Special Tests for Hip Flexor Tightness

  • Thomas Test: Patient lowers to back, clinician finds neutral pelvis, brings testing limb into extension, looking for iliopsoas or tensor fascia latae tightness.

Special Tests for Rectus Femoris Tightness

  • Ely’s Test: Passively flex knee in prone; positive if ipsilateral hip spontaneously flexes.

Special Tests for Fractures

  • Tests include the Fulcrum test and Percussion.
  • Fulcrum Test: Apply pressure to the knee while using the arm as a fulcrum under the thigh.
  • Patellar-Pubic Percussion Test: Percuss each patella while listening over the symphysis pubis; compare sides for pitch and loudness.

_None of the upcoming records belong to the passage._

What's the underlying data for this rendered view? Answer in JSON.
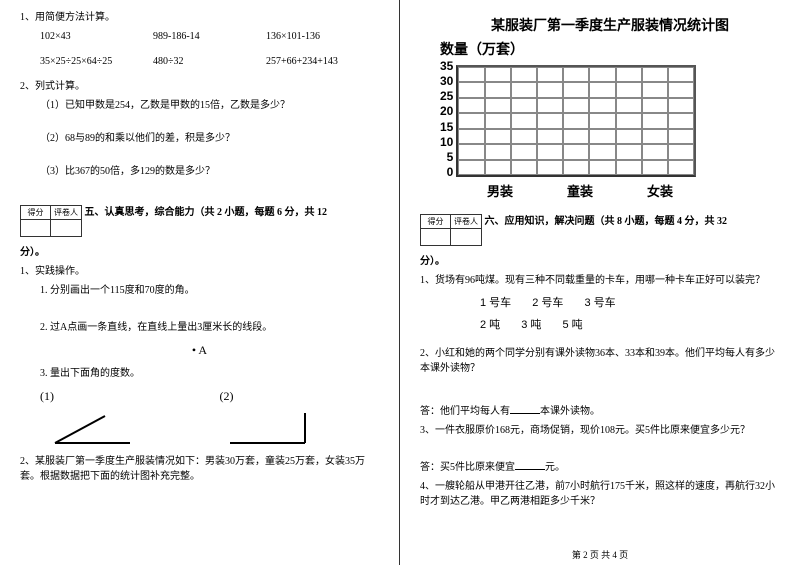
{
  "left": {
    "q1": {
      "title": "1、用简便方法计算。",
      "row1": [
        "102×43",
        "989-186-14",
        "136×101-136"
      ],
      "row2": [
        "35×25÷25×64÷25",
        "480÷32",
        "257+66+234+143"
      ]
    },
    "q2": {
      "title": "2、列式计算。",
      "items": [
        "（1）已知甲数是254，乙数是甲数的15倍，乙数是多少？",
        "（2）68与89的和乘以他们的差，积是多少？",
        "（3）比367的50倍，多129的数是多少？"
      ]
    },
    "score": {
      "lbl1": "得分",
      "lbl2": "评卷人"
    },
    "section5": "五、认真思考，综合能力（共 2 小题，每题 6 分，共 12",
    "section5_cont": "分）。",
    "p1": {
      "title": "1、实践操作。",
      "s1": "1. 分别画出一个115度和70度的角。",
      "s2": "2. 过A点画一条直线，在直线上量出3厘米长的线段。",
      "s3": "3. 量出下面角的度数。",
      "a1": "(1)",
      "a2": "(2)",
      "dotA": "• A"
    },
    "p2": "2、某服装厂第一季度生产服装情况如下：男装30万套，童装25万套，女装35万套。根据数据把下面的统计图补充完整。"
  },
  "right": {
    "chart": {
      "title": "某服装厂第一季度生产服装情况统计图",
      "y_label": "数量（万套）",
      "y_ticks": [
        "35",
        "30",
        "25",
        "20",
        "15",
        "10",
        "5",
        "0"
      ],
      "x_labels": [
        "男装",
        "童装",
        "女装"
      ],
      "grid_cols": 9,
      "grid_rows": 7,
      "grid_color": "#888888",
      "border_color": "#333333"
    },
    "score": {
      "lbl1": "得分",
      "lbl2": "评卷人"
    },
    "section6": "六、应用知识，解决问题（共 8 小题，每题 4 分，共 32",
    "section6_cont": "分）。",
    "q1": {
      "text": "1、货场有96吨煤。现有三种不同载重量的卡车，用哪一种卡车正好可以装完？",
      "trucks": [
        "1 号车",
        "2 号车",
        "3 号车"
      ],
      "tons": [
        "2 吨",
        "3 吨",
        "5 吨"
      ]
    },
    "q2": "2、小红和她的两个同学分别有课外读物36本、33本和39本。他们平均每人有多少本课外读物？",
    "q2ans_pre": "答：他们平均每人有",
    "q2ans_post": "本课外读物。",
    "q3": "3、一件衣服原价168元，商场促销，现价108元。买5件比原来便宜多少元？",
    "q3ans_pre": "答：买5件比原来便宜",
    "q3ans_post": "元。",
    "q4": "4、一艘轮船从甲港开往乙港，前7小时航行175千米，照这样的速度，再航行32小时才到达乙港。甲乙两港相距多少千米？"
  },
  "footer": "第 2 页 共 4 页"
}
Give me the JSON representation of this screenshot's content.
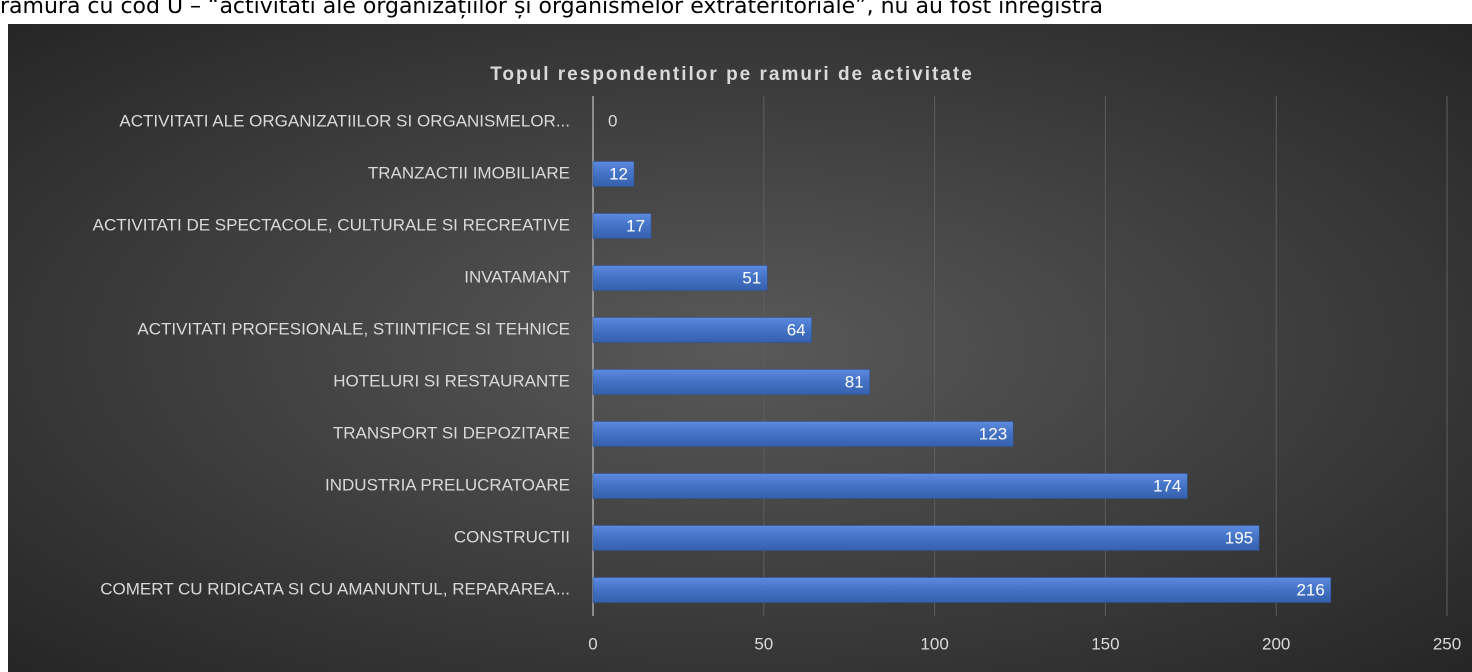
{
  "header": {
    "text": "ramura cu cod U – “activitati ale organizațiilor și organismelor extrateritoriale”, nu au fost înregistra"
  },
  "chart_data": {
    "type": "hbar",
    "title": "Topul respondentilor pe ramuri de activitate",
    "categories": [
      "ACTIVITATI ALE ORGANIZATIILOR SI ORGANISMELOR...",
      "TRANZACTII IMOBILIARE",
      "ACTIVITATI DE SPECTACOLE, CULTURALE SI RECREATIVE",
      "INVATAMANT",
      "ACTIVITATI PROFESIONALE, STIINTIFICE SI TEHNICE",
      "HOTELURI SI RESTAURANTE",
      "TRANSPORT SI DEPOZITARE",
      "INDUSTRIA PRELUCRATOARE",
      "CONSTRUCTII",
      "COMERT CU RIDICATA SI CU AMANUNTUL, REPARAREA..."
    ],
    "values": [
      0,
      12,
      17,
      51,
      64,
      81,
      123,
      174,
      195,
      216
    ],
    "color": "#4472c4",
    "xlim": [
      0,
      250
    ],
    "xticks": [
      0,
      50,
      100,
      150,
      200,
      250
    ],
    "grid": true
  }
}
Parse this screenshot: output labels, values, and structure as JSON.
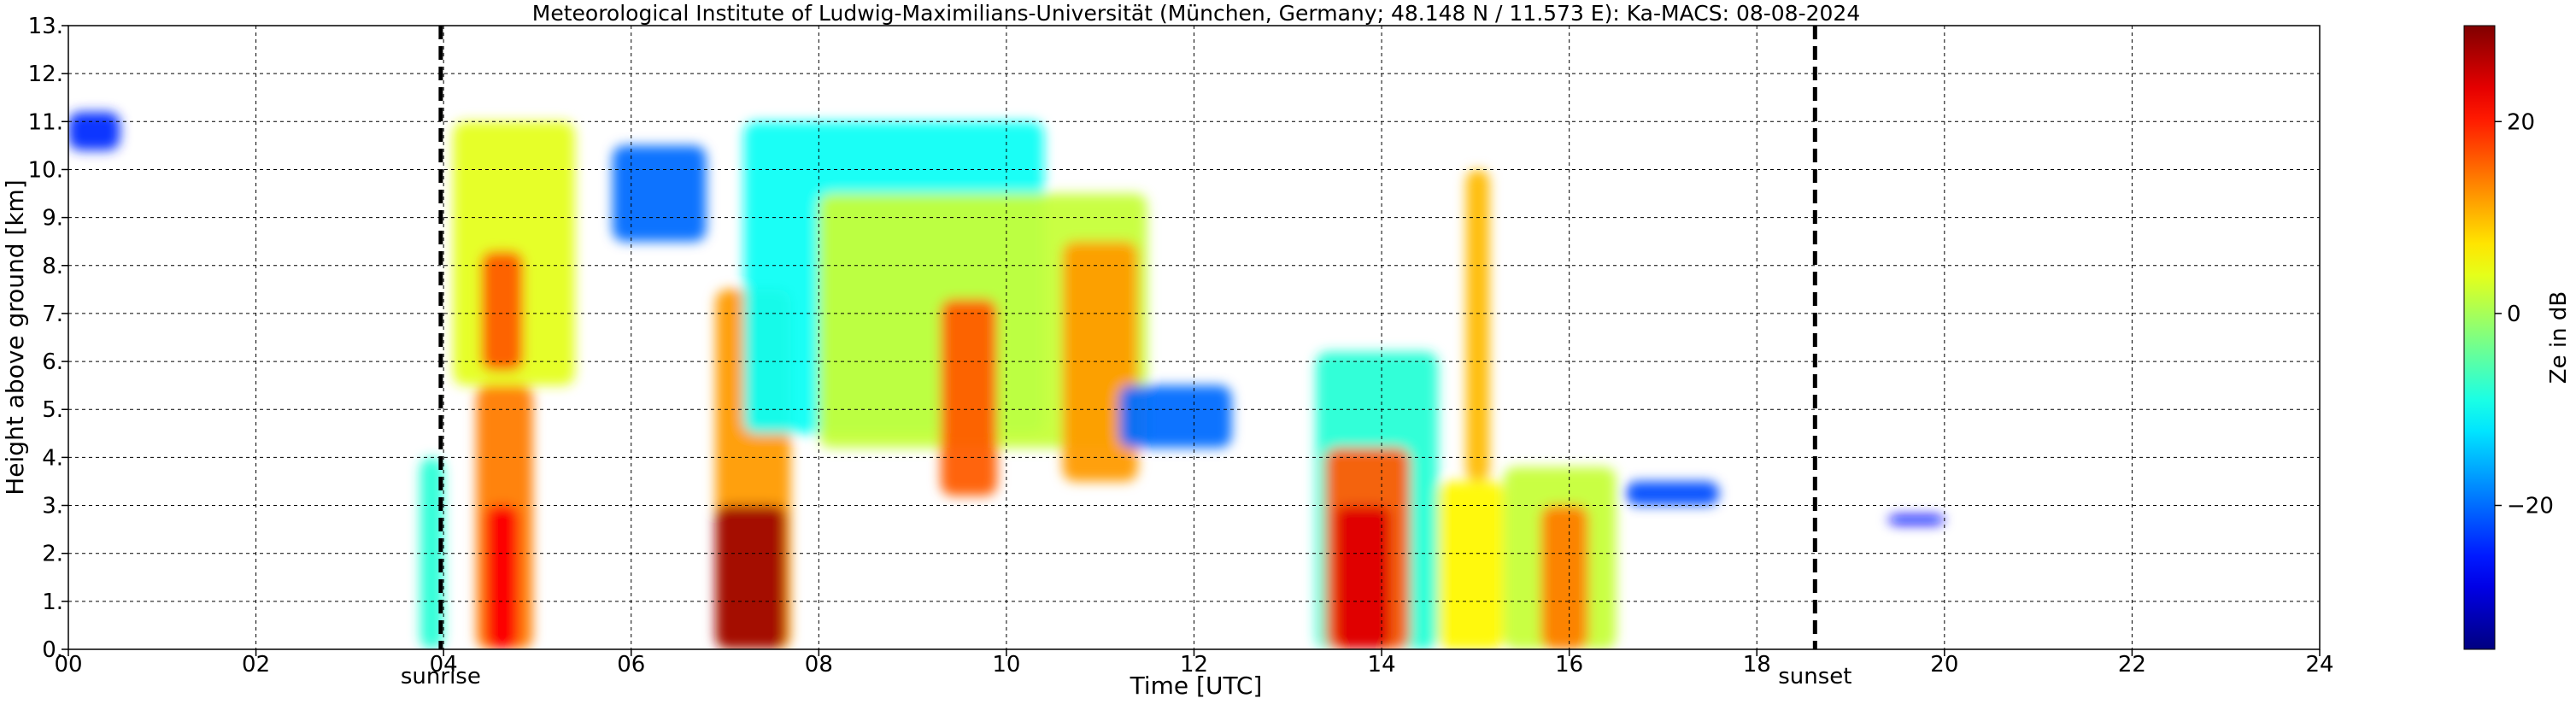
{
  "chart_data": [
    {
      "type": "heatmap",
      "title": "Meteorological Institute of Ludwig-Maximilians-Universität (München, Germany; 48.148 N / 11.573 E):    Ka-MACS: 08-08-2024",
      "xlabel": "Time [UTC]",
      "ylabel": "Height above ground [km]",
      "xlim": [
        0,
        24
      ],
      "ylim": [
        0,
        13
      ],
      "x_ticks": [
        "00",
        "02",
        "04",
        "06",
        "08",
        "10",
        "12",
        "14",
        "16",
        "18",
        "20",
        "22",
        "24"
      ],
      "y_ticks": [
        "0.",
        "1.",
        "2.",
        "3.",
        "4.",
        "5.",
        "6.",
        "7.",
        "8.",
        "9.",
        "10.",
        "11.",
        "12.",
        "13."
      ],
      "grid": "dashed, every 2 h on x and every 1 km on y",
      "colormap": "jet",
      "annotations": [
        {
          "label": "sunrise",
          "x": 3.97,
          "style": "dashed vertical line"
        },
        {
          "label": "sunset",
          "x": 18.62,
          "style": "dashed vertical line"
        }
      ],
      "echoes": [
        {
          "t0": 0.0,
          "t1": 0.55,
          "z0": 10.4,
          "z1": 11.2,
          "ze": -24
        },
        {
          "t0": 3.75,
          "t1": 4.0,
          "z0": 0.0,
          "z1": 4.0,
          "ze": -8
        },
        {
          "t0": 4.1,
          "t1": 5.4,
          "z0": 5.5,
          "z1": 11.0,
          "ze": 4
        },
        {
          "t0": 4.4,
          "t1": 4.85,
          "z0": 5.8,
          "z1": 8.3,
          "ze": 16
        },
        {
          "t0": 4.35,
          "t1": 4.95,
          "z0": 0.0,
          "z1": 5.5,
          "ze": 14
        },
        {
          "t0": 4.45,
          "t1": 4.8,
          "z0": 0.0,
          "z1": 3.0,
          "ze": 22
        },
        {
          "t0": 5.8,
          "t1": 6.8,
          "z0": 8.5,
          "z1": 10.5,
          "ze": -20
        },
        {
          "t0": 6.9,
          "t1": 7.7,
          "z0": 0.0,
          "z1": 7.5,
          "ze": 12
        },
        {
          "t0": 6.9,
          "t1": 7.65,
          "z0": 0.0,
          "z1": 3.0,
          "ze": 28
        },
        {
          "t0": 7.2,
          "t1": 10.4,
          "z0": 4.5,
          "z1": 11.0,
          "ze": -10
        },
        {
          "t0": 8.0,
          "t1": 11.5,
          "z0": 4.2,
          "z1": 9.5,
          "ze": 2
        },
        {
          "t0": 9.3,
          "t1": 9.9,
          "z0": 3.2,
          "z1": 7.3,
          "ze": 16
        },
        {
          "t0": 10.6,
          "t1": 11.4,
          "z0": 3.5,
          "z1": 8.5,
          "ze": 12
        },
        {
          "t0": 11.2,
          "t1": 12.4,
          "z0": 4.2,
          "z1": 5.5,
          "ze": -20
        },
        {
          "t0": 13.3,
          "t1": 14.6,
          "z0": 0.0,
          "z1": 6.2,
          "ze": -8
        },
        {
          "t0": 13.4,
          "t1": 14.3,
          "z0": 0.0,
          "z1": 4.2,
          "ze": 16
        },
        {
          "t0": 13.5,
          "t1": 14.1,
          "z0": 0.0,
          "z1": 3.0,
          "ze": 24
        },
        {
          "t0": 14.6,
          "t1": 15.3,
          "z0": 0.0,
          "z1": 3.5,
          "ze": 6
        },
        {
          "t0": 14.9,
          "t1": 15.15,
          "z0": 3.5,
          "z1": 10.0,
          "ze": 10
        },
        {
          "t0": 15.3,
          "t1": 16.5,
          "z0": 0.0,
          "z1": 3.8,
          "ze": 2
        },
        {
          "t0": 15.7,
          "t1": 16.2,
          "z0": 0.0,
          "z1": 3.0,
          "ze": 14
        },
        {
          "t0": 16.6,
          "t1": 17.6,
          "z0": 3.0,
          "z1": 3.5,
          "ze": -22
        },
        {
          "t0": 19.4,
          "t1": 20.0,
          "z0": 2.6,
          "z1": 2.8,
          "ze": -26
        }
      ]
    },
    {
      "type": "colorbar",
      "label": "Ze in dB",
      "range": [
        -35,
        30
      ],
      "ticks": [
        "20",
        "0",
        "−20"
      ],
      "tick_values": [
        20,
        0,
        -20
      ]
    }
  ]
}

Functional Outcome Measures

  • Functional outcome measures assess lower extremity conditions.
  • Berg Balance Scale: Assesses static/dynamic balance (6 static, 8 dynamic tasks); max score 56; lower scores indicate fall risk.
  • 30-Second Sit to Stand Test: Measures leg strength/aerobic capacity; count full stands in 30 seconds.
  • Timed Up and Go Test: Assesses functional mobility/fall risk; time to stand, walk 3 meters, and sit back down.
  • 6 Minute Walk Test: Sub-maximal test for exercise endurance/aerobic capacity; measure distance walked in 6 minutes.
  • Tinetti Performance Oriented Mobility Assessment: Multitask test with 9 balance and 7 gait items; scores indicate fall risk levels.
  • Dynamic Gait Index: Measures performance of multiple tasks, including walking, speed changes, obstacles, stairs; assesses gait ability.

Functional Gait Assessment Tool

  • Measures gait ability and dynamic balance through 10 walking tests (steady state, speed changes, head turns, pivot turn, obstacles, narrow base, eyes closed, backward, stairs).
  • Scoring: 0 = lowest function; total score = 30; scores ≤ 22/30 indicate fall risk.